Many advertisers have a love-hate relationship with third-party tracking cookies. At best, cookies are a reliable way for marketing and advertising professionals to create targeted ad campaigns that help them reach particular audience segments based on ideal behavioral characteristics.
However, cookies crumble when applied to one of today’s digital advertising imperatives: measuring the cross-channel value of advertising. Today’s advertisers are all too aware of the need to go beyond direct, in-channel measurement of ad campaigns to include an understanding of their advertising’s cross-channel effects. Only by looking through both of these lenses can an advertiser can understand the actual value of his ads and optimize his ad spend accordingly.
Cookies, which are used to track individual purchase paths across the web, are the foundation upon which attribution schemes attempt to measure cross-channel ad value. The problem is that third-party cookies cannot track across devices-–a fatal flaw in today’s multi-device world. With the increasing likelihood that any given person is browsing the Web on a tablet, looking through specific product catalogs on a mobile phone, and ultimately making a purchase on a laptop, cookies can’t keep up. In fact, Google’s ad sales chief recently reported that 90% of today’s consumers shift seamlessly between devices to complete a task, with 500% more people simultaneously using multiple devices than were three years ago. Also, third-party cookies are themselves under increasing fire, with a growing portion of the browser market blocking them by default. Plus, rumors abound that Google may even be planning to replace cookies altogether.
The bottom line is that the purchase paths cookie-based attribution schemes deliver are fraught with potholes and pitfalls. It’s a risky proposition to base ad spend decisions on such a shaky foundation.
Reach for VIP Instead of Cookies
Instead of relying on incomplete cookie paths, marketers can and should instead measure value by using data that spans devices—data that, in other words, provides a solid foundation upon which to make sound ad bidding and buying decisions.
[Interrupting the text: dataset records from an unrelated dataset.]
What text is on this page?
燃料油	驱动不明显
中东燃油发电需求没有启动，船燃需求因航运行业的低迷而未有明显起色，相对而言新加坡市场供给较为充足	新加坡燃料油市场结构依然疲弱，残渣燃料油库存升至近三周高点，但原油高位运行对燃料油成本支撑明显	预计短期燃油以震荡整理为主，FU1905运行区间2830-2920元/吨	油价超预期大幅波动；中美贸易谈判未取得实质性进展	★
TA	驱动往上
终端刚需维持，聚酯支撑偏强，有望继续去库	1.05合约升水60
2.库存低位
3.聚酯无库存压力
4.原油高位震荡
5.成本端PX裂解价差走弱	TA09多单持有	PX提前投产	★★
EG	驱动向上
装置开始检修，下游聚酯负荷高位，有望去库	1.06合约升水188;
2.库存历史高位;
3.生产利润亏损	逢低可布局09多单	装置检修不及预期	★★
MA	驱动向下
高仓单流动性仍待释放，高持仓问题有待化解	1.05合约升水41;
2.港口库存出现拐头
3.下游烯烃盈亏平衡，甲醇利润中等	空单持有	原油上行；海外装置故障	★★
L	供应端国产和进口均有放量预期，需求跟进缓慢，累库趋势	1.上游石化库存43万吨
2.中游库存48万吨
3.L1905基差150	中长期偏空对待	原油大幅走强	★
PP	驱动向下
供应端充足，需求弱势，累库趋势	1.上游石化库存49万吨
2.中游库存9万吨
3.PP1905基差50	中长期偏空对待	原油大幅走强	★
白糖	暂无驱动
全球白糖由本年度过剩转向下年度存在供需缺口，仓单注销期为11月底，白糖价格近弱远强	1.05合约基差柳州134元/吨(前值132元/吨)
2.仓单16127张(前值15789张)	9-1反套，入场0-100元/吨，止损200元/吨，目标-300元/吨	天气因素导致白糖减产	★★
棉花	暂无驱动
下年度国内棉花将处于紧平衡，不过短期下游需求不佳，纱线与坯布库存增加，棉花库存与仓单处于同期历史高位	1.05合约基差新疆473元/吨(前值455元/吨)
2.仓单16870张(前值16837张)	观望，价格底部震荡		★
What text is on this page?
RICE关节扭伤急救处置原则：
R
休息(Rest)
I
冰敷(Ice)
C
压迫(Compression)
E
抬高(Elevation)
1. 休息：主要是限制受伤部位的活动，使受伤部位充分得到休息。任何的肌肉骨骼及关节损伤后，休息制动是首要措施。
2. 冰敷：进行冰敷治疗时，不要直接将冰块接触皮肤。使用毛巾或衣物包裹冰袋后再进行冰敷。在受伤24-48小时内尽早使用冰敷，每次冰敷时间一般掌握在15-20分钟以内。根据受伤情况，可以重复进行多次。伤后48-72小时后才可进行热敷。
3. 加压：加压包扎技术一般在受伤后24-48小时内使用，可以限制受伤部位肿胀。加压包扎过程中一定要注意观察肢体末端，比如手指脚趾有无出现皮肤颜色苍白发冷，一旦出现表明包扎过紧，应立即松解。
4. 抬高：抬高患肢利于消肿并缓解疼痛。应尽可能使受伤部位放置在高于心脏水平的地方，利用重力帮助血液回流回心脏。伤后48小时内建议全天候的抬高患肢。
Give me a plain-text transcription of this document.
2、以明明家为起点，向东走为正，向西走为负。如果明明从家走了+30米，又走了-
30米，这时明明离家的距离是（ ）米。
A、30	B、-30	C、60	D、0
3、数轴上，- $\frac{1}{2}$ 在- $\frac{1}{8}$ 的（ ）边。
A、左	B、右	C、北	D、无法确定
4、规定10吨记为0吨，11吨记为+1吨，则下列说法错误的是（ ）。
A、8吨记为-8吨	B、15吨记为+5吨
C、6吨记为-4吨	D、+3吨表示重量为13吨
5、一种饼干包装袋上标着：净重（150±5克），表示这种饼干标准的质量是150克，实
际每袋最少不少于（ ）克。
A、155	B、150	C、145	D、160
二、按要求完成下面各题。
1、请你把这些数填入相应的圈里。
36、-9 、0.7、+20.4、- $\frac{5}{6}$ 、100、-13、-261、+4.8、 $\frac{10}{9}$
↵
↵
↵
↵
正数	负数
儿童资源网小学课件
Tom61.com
Ad-level impression data, sitting reliably right at the fingertips of every digital advertiser, fits the bill. Impression data focuses on the number of people exposed to any one ad, rather than futilely trying to tie together one person’s journey through a variety of ads on different channels and devices. It’s a natural source for measuring how advertising in one channel, such as display, impacts sales through another channel like search, where consumers go with the intention of finding product info and buying.
By identifying the relationship between a particular display ad’s impression volume and sales through a particular search keyword, advertisers can determine the value of each ad, measured as value per impression (VPI). VPI is calculated through modeling at the atomic (individual ad and keyword) level that first determines whether a particular display ad’s impression volume is one of the top variables driving a particular keyword’s predicted performance and then measures the magnitude of the impact.
VPI analysis can be done for each and every display ad, as well as other brand-centric ads such as those on Facebook or Twitter. It delivers what cookie-based attribution cannot: a meaningful and actionable understanding of a particular ad’s cross-channel value across devices. It gives advertisers a metric that can be applied across all ads in their mix to help them understand which ads are truly valuable… and which are not. Moreover, it can be translated directly into buying and bidding terms, guiding advertisers on precisely how much to invest in each ad to optimize their spend for maximum financial return across channels.
When measuring cross-channel value, cookies have been leading marketers down the wrong path, one that leads to an incomplete, broken set of data upon which to base ad investment decisions. The good news is that VPI analysis can provide a complete view of ad value across devices and channels, which in turn enables smarter ad investment and better-than-ever returns.